>I wasn’t planning on haunting the ARC website until closer to the stated “mid-October” release of grant outcomes for this year. So, JG (a cog in the Memes of Production) writing to congratulate me on the success of “Being Asian in Australia and the United States” confused me for much longer than I’m willing to admit. I thought maybe I’d published something and forgotten about it (cos this is so likely), or someone had quoted me, or a project was launched that I was involved in (that I didn’t know about…). The heads-up has saved me a couple of times today, so Facebook has served me well – again!
I’ve been ARC’d. There was much in-office squee about this. In academia, and especially in the Humanities, landing an ARC grant is a Big Deal (for those not in AcasVille: ARC = Australian Research Council; there’s an annual round of applications for Discovery project funds and the whole process is laborious and elongated). If one wants to contemplate a career as a research fellow, never having won an ARC is a big, smelly albatross around one’s neck. My albatross, finally, has seen fit to abandon me. The ARC project team consists of me, Jacqueline Lo (ANU, ACT) and Dean Chan (Edith Cowan U, WA). This was the 2nd time we’d submitted this project proposal. What made the ARC gods smile on this one when they seemed lukewarm on it last year is anyone’s guess. We’d refined it and tweaked terminology, updated it, etc, but the nuts and bolts are exactly the same. No, no, I’m not looking a gift-horse in the mouth. It’s just one of those things one can’t help wondering about.
The strangest thing about finally making it onto those congratulatory notices that Arts Faculties, nation-wide, love sending out is that it makes me feel legitimated here at my institution. It’s daft that it takes that to make me feel so, but an ARC award is a hard, shiny form of professional currency that lifts my profile in ways that I didn’t know it needed to be lifted. I’ve been working in Asian Australian Studies for nigh on a decade now, and while I think the field’s growing and wonderfully dynamic, it’s rare that the things I do in the area get a nod from my immediate managers. Scoring an ARC is a way for that work and my profile to be recognised. It feels good. And I say that with the full knowledge that the way ARCs are gained can, in many cases, be a bit of a lottery; there are so many hoops for the project (and its investigators) to jump through, including running the gamut of application reviewers (experts chosen using the keywords/field codes in your application) and the arcane rejoinder process. I’ve attended my fair share of pre-ARC workshops and seminars, mostly with a cynical and angsty heart. The cynicism remains, but the angst can disappear for the moment.
>> Next Anxiety of the Day: How will I get all these projects done?
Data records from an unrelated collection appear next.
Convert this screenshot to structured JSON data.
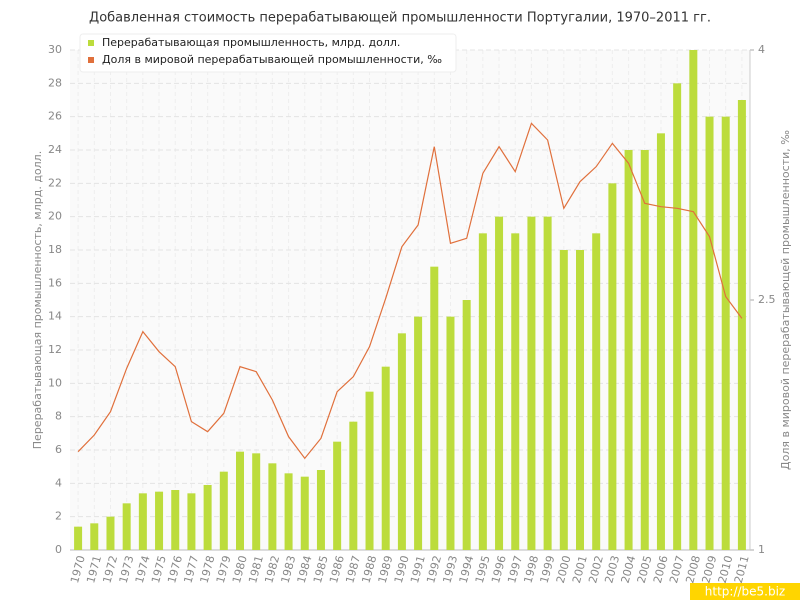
{
  "chart_data": {
    "type": "bar_line",
    "title": "Добавленная стоимость перерабатывающей промышленности Португалии, 1970–2011 гг.",
    "y_label": "Перерабатывающая промышленность, млрд. долл.",
    "y2_label": "Доля в мировой перерабатывающей промышленности, ‰",
    "watermark": "http://be5.biz",
    "categories": [
      "1970",
      "1971",
      "1972",
      "1973",
      "1974",
      "1975",
      "1976",
      "1977",
      "1978",
      "1979",
      "1980",
      "1981",
      "1982",
      "1983",
      "1984",
      "1985",
      "1986",
      "1987",
      "1988",
      "1989",
      "1990",
      "1991",
      "1992",
      "1993",
      "1994",
      "1995",
      "1996",
      "1997",
      "1998",
      "1999",
      "2000",
      "2001",
      "2002",
      "2003",
      "2004",
      "2005",
      "2006",
      "2007",
      "2008",
      "2009",
      "2010",
      "2011"
    ],
    "series": [
      {
        "name": "Перерабатывающая промышленность, млрд. долл.",
        "type": "bar",
        "color": "#bcdc3c",
        "values": [
          1.4,
          1.6,
          2.0,
          2.8,
          3.4,
          3.5,
          3.6,
          3.4,
          3.9,
          4.7,
          5.9,
          5.8,
          5.2,
          4.6,
          4.4,
          4.8,
          6.5,
          7.7,
          9.5,
          11,
          13,
          14,
          17,
          14,
          15,
          19,
          20,
          19,
          20,
          20,
          18,
          18,
          19,
          22,
          24,
          24,
          25,
          28,
          30,
          26,
          26,
          27
        ]
      },
      {
        "name": "Доля в мировой перерабатывающей промышленности, ‰",
        "type": "line",
        "axis": "y2",
        "color": "#e0703c",
        "values": [
          1.59,
          1.69,
          1.83,
          2.09,
          2.31,
          2.19,
          2.1,
          1.77,
          1.71,
          1.82,
          2.1,
          2.07,
          1.9,
          1.68,
          1.55,
          1.67,
          1.95,
          2.04,
          2.22,
          2.51,
          2.82,
          2.95,
          3.42,
          2.84,
          2.87,
          3.26,
          3.42,
          3.27,
          3.56,
          3.46,
          3.05,
          3.21,
          3.3,
          3.44,
          3.32,
          3.08,
          3.06,
          3.05,
          3.03,
          2.88,
          2.52,
          2.39
        ]
      }
    ],
    "ylim": [
      0,
      30
    ],
    "yticks": [
      0,
      2,
      4,
      6,
      8,
      10,
      12,
      14,
      16,
      18,
      20,
      22,
      24,
      26,
      28,
      30
    ],
    "y2lim": [
      1,
      4
    ],
    "y2ticks": [
      1,
      2.5,
      4
    ],
    "grid": true,
    "legend": "top-left"
  }
}
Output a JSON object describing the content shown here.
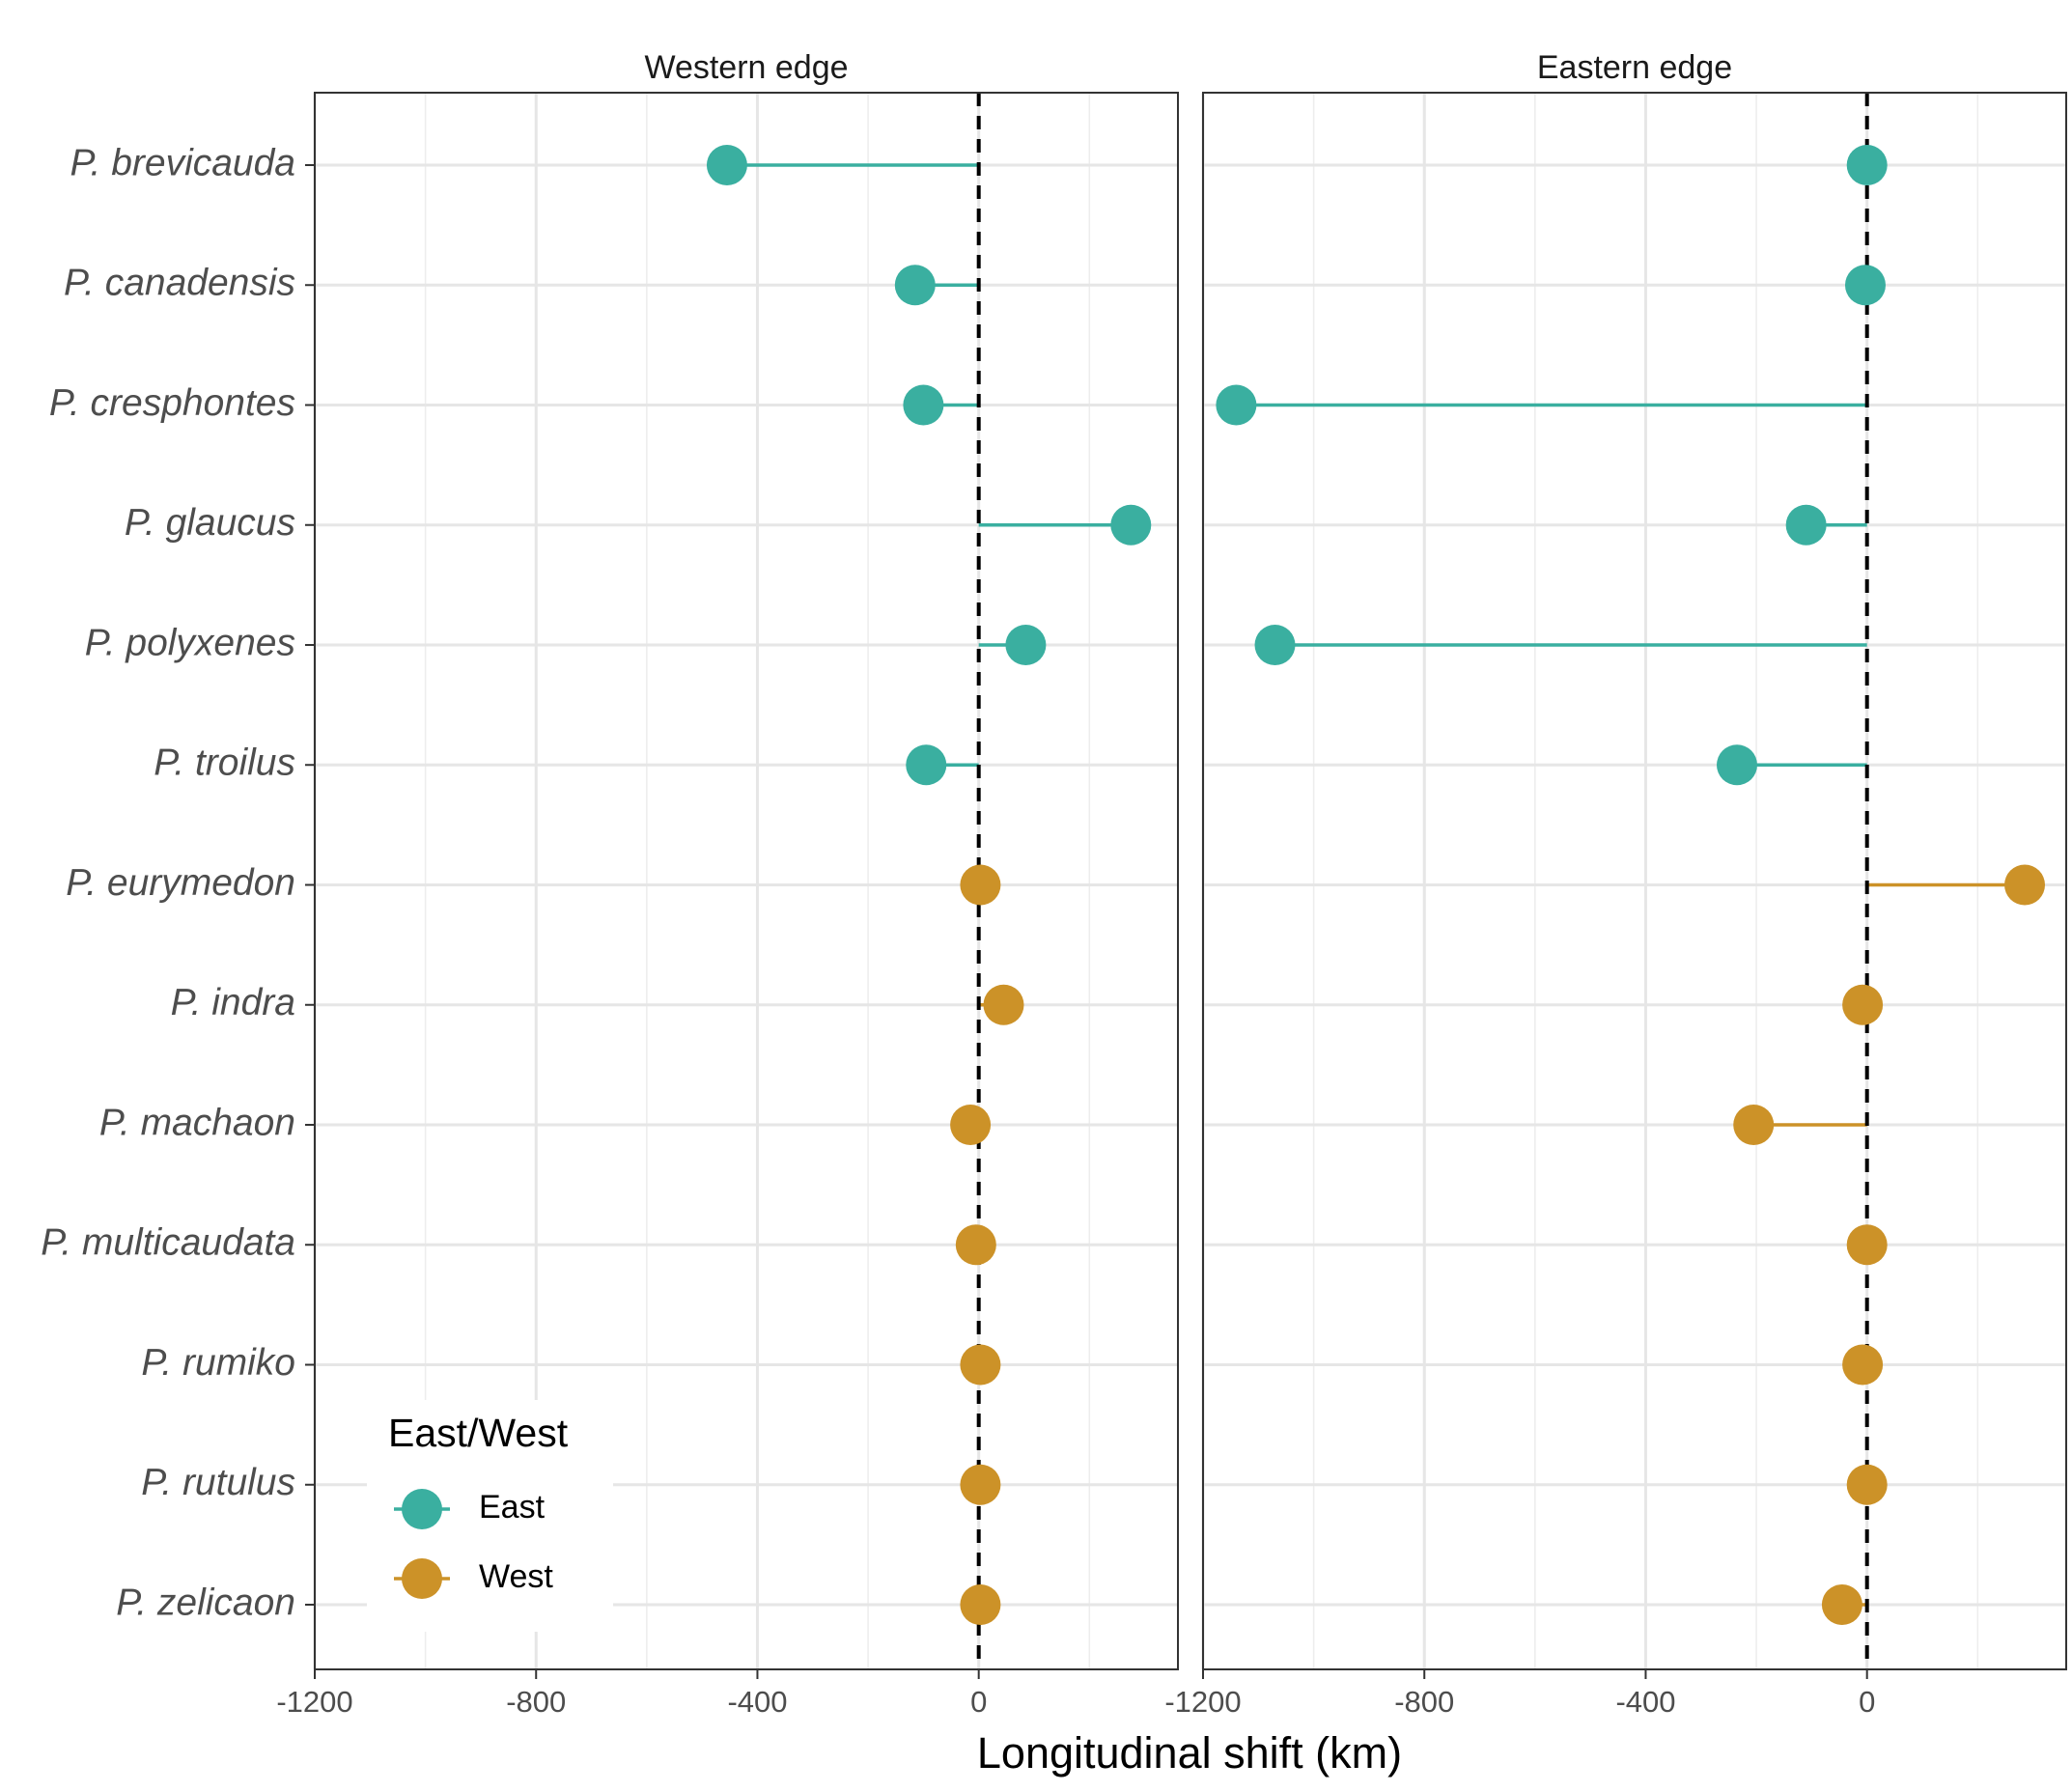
{
  "chart_data": {
    "type": "lollipop",
    "facet_variable": "edge",
    "panels": [
      {
        "label": "Western edge",
        "values": {
          "P. brevicauda": -455,
          "P. canadensis": -115,
          "P. cresphontes": -100,
          "P. glaucus": 275,
          "P. polyxenes": 85,
          "P. troilus": -95,
          "P. eurymedon": 3,
          "P. indra": 45,
          "P. machaon": -15,
          "P. multicaudata": -5,
          "P. rumiko": 3,
          "P. rutulus": 3,
          "P. zelicaon": 3
        }
      },
      {
        "label": "Eastern edge",
        "values": {
          "P. brevicauda": 0,
          "P. canadensis": -3,
          "P. cresphontes": -1140,
          "P. glaucus": -110,
          "P. polyxenes": -1070,
          "P. troilus": -235,
          "P. eurymedon": 285,
          "P. indra": -8,
          "P. machaon": -205,
          "P. multicaudata": 0,
          "P. rumiko": -8,
          "P. rutulus": 0,
          "P. zelicaon": -45
        }
      }
    ],
    "species": [
      {
        "name": "P. brevicauda",
        "group": "East"
      },
      {
        "name": "P. canadensis",
        "group": "East"
      },
      {
        "name": "P. cresphontes",
        "group": "East"
      },
      {
        "name": "P. glaucus",
        "group": "East"
      },
      {
        "name": "P. polyxenes",
        "group": "East"
      },
      {
        "name": "P. troilus",
        "group": "East"
      },
      {
        "name": "P. eurymedon",
        "group": "West"
      },
      {
        "name": "P. indra",
        "group": "West"
      },
      {
        "name": "P. machaon",
        "group": "West"
      },
      {
        "name": "P. multicaudata",
        "group": "West"
      },
      {
        "name": "P. rumiko",
        "group": "West"
      },
      {
        "name": "P. rutulus",
        "group": "West"
      },
      {
        "name": "P. zelicaon",
        "group": "West"
      }
    ],
    "xlabel": "Longitudinal shift (km)",
    "ylabel": "",
    "xlim": [
      -1200,
      360
    ],
    "x_ticks": [
      -1200,
      -800,
      -400,
      0
    ],
    "x_tick_labels": [
      "-1200",
      "-800",
      "-400",
      "0"
    ],
    "reference_line": {
      "x": 0,
      "style": "dashed"
    },
    "grid": true,
    "legend": {
      "title": "East/West",
      "position": "bottom-left",
      "entries": [
        {
          "label": "East",
          "color": "#3AAFA0"
        },
        {
          "label": "West",
          "color": "#CC9228"
        }
      ]
    }
  }
}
Right now, I think I’ll have to celebrate somehow. My fellow investigators are scattered around Oz – one’s usually in Canberra (but is currently poncing around Denmark, as one does) and the other in Perth. We’ll have to have a delayed raising of glasses when we manage to coordinate and be in the same city again. Meanwhile, I’ve got myself a little something from the student union shop. Nothing says ‘celebration’ like a pig-shaped mooncake.